It’s no secret that workers are in short supply in horticulture. Despite having posted strong growth in recent years, Canadian agriculture often struggles to match people with positions.
Why is it so hard to hire good folks? Start with the fact that the agriculture industry can be highly seasonal in its need for workers. Add to it that most agriculture jobs are in rural areas, while most Canadians live in cities.
Looking to new sources to meet hiring needs
The great opportunities and good wages need to be promoted.
Recruiting for agriculture today requires a different way of thinking. Some Canadian producers will need to start targeting workers who are only interested in working part of the year or partnering with employers who have offsetting seasonal patterns. The great opportunities and good wages to be found in agriculture need to be promoted.
Canadian Agricultural Human Resources Council (CAHRC) advises that immigrants, young Canadians, women and Indigenous people offer a viable solution to this challenge and bring fresh perspectives and new experiences to the workforce. This is particularly relevant when kids who have grown up on the farm choose a career path that doesn’t include working on the farm. Recruiting people who don’t have farming experience can be an asset, and less limiting.

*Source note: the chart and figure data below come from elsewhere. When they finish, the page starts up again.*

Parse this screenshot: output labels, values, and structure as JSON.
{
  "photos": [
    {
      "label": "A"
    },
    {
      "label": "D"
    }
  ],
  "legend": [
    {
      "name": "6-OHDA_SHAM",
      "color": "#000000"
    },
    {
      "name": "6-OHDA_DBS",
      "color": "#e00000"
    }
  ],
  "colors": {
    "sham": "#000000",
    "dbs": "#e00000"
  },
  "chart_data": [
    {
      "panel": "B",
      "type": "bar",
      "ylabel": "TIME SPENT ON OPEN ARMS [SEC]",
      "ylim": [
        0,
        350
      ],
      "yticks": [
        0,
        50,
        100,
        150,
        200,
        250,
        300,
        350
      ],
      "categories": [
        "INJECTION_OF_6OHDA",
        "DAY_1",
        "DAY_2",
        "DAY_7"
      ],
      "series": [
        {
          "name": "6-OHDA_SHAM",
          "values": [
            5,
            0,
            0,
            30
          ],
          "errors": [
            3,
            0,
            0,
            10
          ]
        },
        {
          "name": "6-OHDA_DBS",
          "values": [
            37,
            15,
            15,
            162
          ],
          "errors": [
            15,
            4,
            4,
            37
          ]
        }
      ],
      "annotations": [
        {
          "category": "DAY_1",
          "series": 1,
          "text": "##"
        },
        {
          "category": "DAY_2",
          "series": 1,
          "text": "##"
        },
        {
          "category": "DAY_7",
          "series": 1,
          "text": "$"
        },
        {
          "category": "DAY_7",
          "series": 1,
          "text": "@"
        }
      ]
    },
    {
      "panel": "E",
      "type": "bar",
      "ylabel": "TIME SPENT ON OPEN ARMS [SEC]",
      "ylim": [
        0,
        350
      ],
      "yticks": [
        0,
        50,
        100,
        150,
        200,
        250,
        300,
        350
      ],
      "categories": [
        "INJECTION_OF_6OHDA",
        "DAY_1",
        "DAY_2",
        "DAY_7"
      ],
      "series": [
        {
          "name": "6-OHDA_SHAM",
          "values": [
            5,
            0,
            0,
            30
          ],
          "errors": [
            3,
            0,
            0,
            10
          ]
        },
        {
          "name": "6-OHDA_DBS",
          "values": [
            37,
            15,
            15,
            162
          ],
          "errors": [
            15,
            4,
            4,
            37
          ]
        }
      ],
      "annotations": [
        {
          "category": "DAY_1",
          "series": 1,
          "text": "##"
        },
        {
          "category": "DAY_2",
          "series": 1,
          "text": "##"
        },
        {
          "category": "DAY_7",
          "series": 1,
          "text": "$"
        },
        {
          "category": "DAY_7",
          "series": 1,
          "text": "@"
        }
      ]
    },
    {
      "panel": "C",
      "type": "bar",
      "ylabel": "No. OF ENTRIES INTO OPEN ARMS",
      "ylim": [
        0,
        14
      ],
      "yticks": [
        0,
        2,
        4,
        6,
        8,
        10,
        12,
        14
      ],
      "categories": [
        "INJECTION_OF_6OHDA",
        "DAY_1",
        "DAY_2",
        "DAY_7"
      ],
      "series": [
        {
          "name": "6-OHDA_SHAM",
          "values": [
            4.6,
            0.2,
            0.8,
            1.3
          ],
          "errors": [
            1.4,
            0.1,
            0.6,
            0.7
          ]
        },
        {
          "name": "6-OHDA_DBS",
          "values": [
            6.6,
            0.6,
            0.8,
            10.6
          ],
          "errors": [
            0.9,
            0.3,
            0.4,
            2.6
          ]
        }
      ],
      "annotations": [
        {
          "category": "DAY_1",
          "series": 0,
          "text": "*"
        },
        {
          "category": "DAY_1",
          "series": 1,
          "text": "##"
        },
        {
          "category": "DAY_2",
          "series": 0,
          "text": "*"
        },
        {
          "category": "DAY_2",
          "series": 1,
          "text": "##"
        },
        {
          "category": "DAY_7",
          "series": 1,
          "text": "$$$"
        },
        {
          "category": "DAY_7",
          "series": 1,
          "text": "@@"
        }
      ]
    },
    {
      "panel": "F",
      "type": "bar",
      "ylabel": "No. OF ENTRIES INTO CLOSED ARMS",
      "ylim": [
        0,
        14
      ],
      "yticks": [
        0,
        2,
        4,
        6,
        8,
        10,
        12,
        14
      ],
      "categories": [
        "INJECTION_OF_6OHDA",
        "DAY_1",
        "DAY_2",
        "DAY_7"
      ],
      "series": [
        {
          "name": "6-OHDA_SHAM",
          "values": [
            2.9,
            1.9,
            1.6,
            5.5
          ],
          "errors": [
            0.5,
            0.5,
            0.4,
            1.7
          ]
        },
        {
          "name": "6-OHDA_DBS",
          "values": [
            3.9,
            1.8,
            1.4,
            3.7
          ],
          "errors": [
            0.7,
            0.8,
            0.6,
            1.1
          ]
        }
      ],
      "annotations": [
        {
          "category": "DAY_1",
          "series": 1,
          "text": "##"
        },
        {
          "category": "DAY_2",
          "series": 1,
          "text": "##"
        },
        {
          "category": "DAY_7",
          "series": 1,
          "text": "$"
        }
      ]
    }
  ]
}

Creative solutions for seasonal worker shortages
Paul Doef, owner of Doef’s Greenhouses near Lacombe, Alta., had a different challenge when it came to finding workers for his 11-acre greenhouse operation. The highly seasonal nature of the commercial greenhouse business meant he was often re-hiring or re-training new team members after a winter break.
Doef tackled it as a production opportunity rather than a people problem. He changed his business infrastructure to include high-tech lights so the greenhouse could create consistent, year-round production. Doef’s seasonal labour headaches disappeared.
“Now we can use the same crew all year,” he says. “It’s a huge advantage to us to be able to offer our employees year-round employment.”